Sunday, August 14, 2011

Counting down

Ten days from today, I will begin the meetings, in services, and advising sessions that precede the start of classes.  Classes officially begin on August 30, which seems very late to this former high school teacher, but the date stares me in the face with the force of...I don't know what.  I'm really excited about my classes, and also terrified.  Not terrified of the students - I might feel better once I see them face to face.  Terrified because there is so much to do to prepare and I'm not making the progress I'd like to and I don't know how I will ever keep up once school begins.

I've been reading the texts for the courses as I prepare the lessons, and have been fascinated by them.  Some of the texts I read as a grad student, and so they are quite invigorating to re-read with the perspective of 13 years experience behind me.  Some of the texts are new - either unassigned in my grad program or assigned but never quite read.  (Students are students no matter what level of education!)

A text I finished yesterday is A Map of Life by Frank Sheed.  I've read two of Sheed's other works:  Theology for Beginners  was the first book that ever explained to me the teachings of the Catholic Church, and To Know Christ Jesus beautifully tells the story of Jesus in a way that helped me not just know about Him, but know Him.  So when I learned that Map is a required text for one of my classes, I eagerly picked it up.  My students have to write a reflection on it; here's an abbreviated rough draft of my own.
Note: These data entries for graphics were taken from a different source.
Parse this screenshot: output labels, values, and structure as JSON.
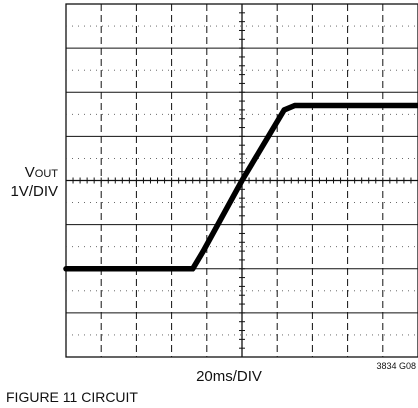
{
  "chart_data": {
    "type": "line",
    "ylabel_main": "V",
    "ylabel_sub": "OUT",
    "ylabel_scale": "1V/DIV",
    "xlabel": "20ms/DIV",
    "figure_code": "3834 G08",
    "caption": "FIGURE 11 CIRCUIT",
    "x_divisions": 10,
    "y_divisions": 8,
    "xlim": [
      0,
      10
    ],
    "ylim": [
      -4,
      4
    ],
    "series": [
      {
        "x": [
          0,
          3.6,
          3.9,
          5.0,
          6.2,
          6.5,
          10
        ],
        "values": [
          -2.0,
          -2.0,
          -1.6,
          0.0,
          1.6,
          1.7,
          1.7
        ]
      }
    ],
    "trace_color": "#000000"
  }
}
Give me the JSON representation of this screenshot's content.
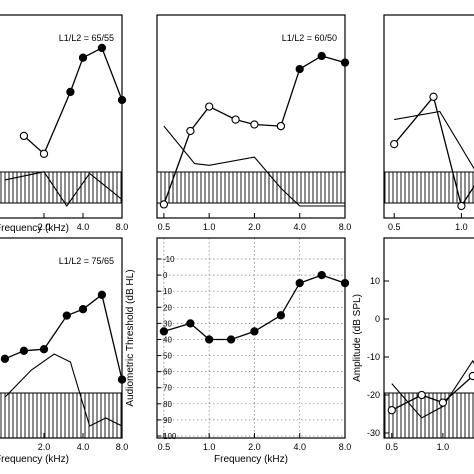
{
  "chart_data": [
    {
      "id": "p1",
      "type": "line",
      "ratio_label": "L1/L2 = 65/55",
      "xlabel": "Frequency (kHz)",
      "xticks": [
        "2.0",
        "4.0",
        "8.0"
      ],
      "series": [
        {
          "kind": "open",
          "points": [
            [
              1.4,
              0.43
            ],
            [
              2.0,
              0.32
            ],
            [
              3.2,
              0.7
            ],
            [
              4.0,
              0.91
            ],
            [
              5.6,
              0.97
            ],
            [
              8.0,
              0.65
            ]
          ]
        },
        {
          "kind": "filled_tail",
          "from_index": 2
        },
        {
          "kind": "noise",
          "points": [
            [
              1.0,
              0.16
            ],
            [
              2.0,
              0.21
            ],
            [
              3.0,
              0.0
            ],
            [
              4.5,
              0.2
            ],
            [
              6.0,
              0.12
            ],
            [
              8.0,
              0.04
            ]
          ]
        }
      ]
    },
    {
      "id": "p2",
      "type": "line",
      "ratio_label": "L1/L2 = 60/50",
      "xlabel": "",
      "xticks": [
        "0.5",
        "1.0",
        "2.0",
        "4.0",
        "8.0"
      ],
      "series": [
        {
          "kind": "open",
          "points": [
            [
              0.5,
              0.01
            ],
            [
              0.75,
              0.46
            ],
            [
              1.0,
              0.61
            ],
            [
              1.5,
              0.53
            ],
            [
              2.0,
              0.5
            ],
            [
              3.0,
              0.49
            ]
          ]
        },
        {
          "kind": "filled",
          "points": [
            [
              3.0,
              0.49
            ],
            [
              4.0,
              0.84
            ],
            [
              5.6,
              0.92
            ],
            [
              8.0,
              0.88
            ]
          ]
        },
        {
          "kind": "noise",
          "points": [
            [
              0.5,
              0.49
            ],
            [
              0.8,
              0.26
            ],
            [
              1.0,
              0.25
            ],
            [
              2.0,
              0.3
            ],
            [
              3.0,
              0.11
            ],
            [
              4.0,
              0.0
            ],
            [
              8.0,
              0.0
            ]
          ]
        }
      ]
    },
    {
      "id": "p3",
      "type": "line",
      "xticks": [
        "0.5",
        "1.0"
      ],
      "series": [
        {
          "kind": "open",
          "points": [
            [
              0.5,
              0.38
            ],
            [
              0.75,
              0.67
            ],
            [
              1.0,
              0.0
            ],
            [
              1.4,
              0.31
            ]
          ]
        },
        {
          "kind": "noise",
          "points": [
            [
              0.5,
              0.53
            ],
            [
              0.8,
              0.58
            ],
            [
              1.3,
              0.1
            ]
          ]
        }
      ]
    },
    {
      "id": "p4",
      "type": "line",
      "ratio_label": "L1/L2 = 75/65",
      "xlabel": "Frequency (kHz)",
      "xticks": [
        "2.0",
        "4.0",
        "8.0"
      ],
      "series": [
        {
          "kind": "filled",
          "points": [
            [
              1.0,
              0.42
            ],
            [
              1.4,
              0.47
            ],
            [
              2.0,
              0.48
            ],
            [
              3.0,
              0.69
            ],
            [
              4.0,
              0.73
            ],
            [
              5.6,
              0.82
            ],
            [
              8.0,
              0.29
            ]
          ]
        },
        {
          "kind": "noise",
          "points": [
            [
              1.0,
              0.18
            ],
            [
              1.6,
              0.35
            ],
            [
              2.4,
              0.45
            ],
            [
              3.2,
              0.4
            ],
            [
              4.5,
              0.0
            ],
            [
              6.0,
              0.05
            ],
            [
              8.0,
              0.0
            ]
          ]
        }
      ]
    },
    {
      "id": "audiogram",
      "type": "line",
      "xlabel": "Frequency (kHz)",
      "ylabel": "Audiometric Threshold (dB HL)",
      "xticks": [
        "0.5",
        "1.0",
        "2.0",
        "4.0",
        "8.0"
      ],
      "yticks": [
        "-10",
        "0",
        "10",
        "20",
        "30",
        "40",
        "50",
        "60",
        "70",
        "80",
        "90",
        "100"
      ],
      "ylim": [
        -10,
        100
      ],
      "y_inverted": true,
      "grid": true,
      "series": [
        {
          "kind": "filled",
          "points": [
            [
              0.5,
              35
            ],
            [
              0.75,
              30
            ],
            [
              1.0,
              40
            ],
            [
              1.4,
              40
            ],
            [
              2.0,
              35
            ],
            [
              3.0,
              25
            ],
            [
              4.0,
              5
            ],
            [
              5.6,
              0
            ],
            [
              8.0,
              5
            ]
          ]
        }
      ]
    },
    {
      "id": "p6",
      "type": "line",
      "ylabel": "Amplitude (dB SPL)",
      "xticks": [
        "0.5",
        "1.0"
      ],
      "yticks": [
        "10",
        "0",
        "-10",
        "-20",
        "-30"
      ],
      "ylim": [
        -30,
        10
      ],
      "series": [
        {
          "kind": "open",
          "points": [
            [
              0.5,
              -24
            ],
            [
              0.75,
              -20
            ],
            [
              1.0,
              -22
            ],
            [
              1.5,
              -15
            ],
            [
              2.0,
              -20
            ]
          ]
        },
        {
          "kind": "noise",
          "points": [
            [
              0.5,
              -17
            ],
            [
              0.75,
              -26
            ],
            [
              1.0,
              -23
            ],
            [
              1.5,
              -11
            ],
            [
              2.0,
              -21
            ]
          ]
        }
      ]
    }
  ]
}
In A Map of Life (aptly subtitled "A Simple Study of the Catholic Faith"), Sheed seeks to explain the most fundamental truths of the Faith from the perspective that Heaven is our destination, and the Faith is our road map for how to get there.  He explains that God made each of us for Heaven, but that we cannot get there on our own power.  We need God to show us the way to go, and to give us the power to get there.  When Jesus says, "I am the Way, the Truth, and the Life," He is telling us that He is fulfilling what we need Him to do.  Sheed then goes on to marvelously explain the tenets of the Catholic Faith in light of that reality.

One of the parts that struck me most was the discussion of how supernatural Life comes into the soul.  Sheed reminds the reader that this is sheer grace, total gift from God, not earned by us but given in love by Him who loves us infinitely.  He also reminds us that at Baptism, we become members of Christ's body, and Christ's life is given to us.  St. Paul said as much in saying "I live, yet now not I, but Christ lives in me."  Sheed goes on to beautifully explain how prayer directs our lives to God.  But then he pointed out:


Man is not an isolated unit, but a being linked by his very nature to other men.  He owes his coming into existence to a man and a woman; he owes his continuance in existence, the development of his powers of mind and body, the full life of his emotions, to a certain cooperation with others.  If prayer is to be a directing of his life to God, this necessary social element in his nature must not be excluded -- otherwise there would be a whole side of his nature not consecrated to God.  Therefore, not only must he pray for his fellow men, he must from time to time join with them in the worship of God.  

Huh.  I never heard such a clear explanation for the "why" behind the 3rd commandment!  But he goes on:

There is not only a prayer of the individual cell but a prayer of the whole body.  And if for its own individual prayer, the cell uses the life of the whole body, equally it joins in the prayer of the whole body and makes it its own.  [This prayer of the body] must be the prayer of the Head, of him whose Body it is..."Christ ever liveth to make intercession for us."...His intercession for us is not a thing done upon Calvary once and for all, but a continuous thing, a thing that never ceases.  In other words, Christ in heaven is unceasingly making intercession for us.  But the basis of our Lord's intercession is Calvary. ...Therefore, Christ in heaving is continuously offering his own death upon Calvary to his Father on our behalf.  That is the prayer of Christ himself.  The prayer of his Body is an earthly participation in that.  

And after several pages of explanation, he summarizes:


"Our situation as Catholics may be seen in its simplest elements.  By baptism, we are built into the Body of Christ, and as cells in the Body we are able to live with the life of the Body.  The condition of all life in God is prayer: our prayer in the Body culminates in the supreme prayer of the Mass, and from the Mass we receive Christ himself to be the food of our life in the Body.  Communion, then, is God's supreme gift to us upon earth.  Everything in our life is vitalized by it.  Baptism leads up to it, everything else flows from it."


None of this is new information for me.  But a new way of explaining and understanding something always helps me appreciate it more.  So I carried it with me, in my mind and in my heart, to Mass this morning.  And somehow, I experienced Mass far more beautifully than I have in quite some time.

A Map of Life is a short book that can be read quickly for information, or slowly for meditation.  I highly recommend it, whether you are Catholic and want a refresher on the faith or non-Catholic and just want a brief overview of what Catholics believe and why.

Meanwhile, please pray for me to make progress on these lesson plans so that I can stay sane this semester!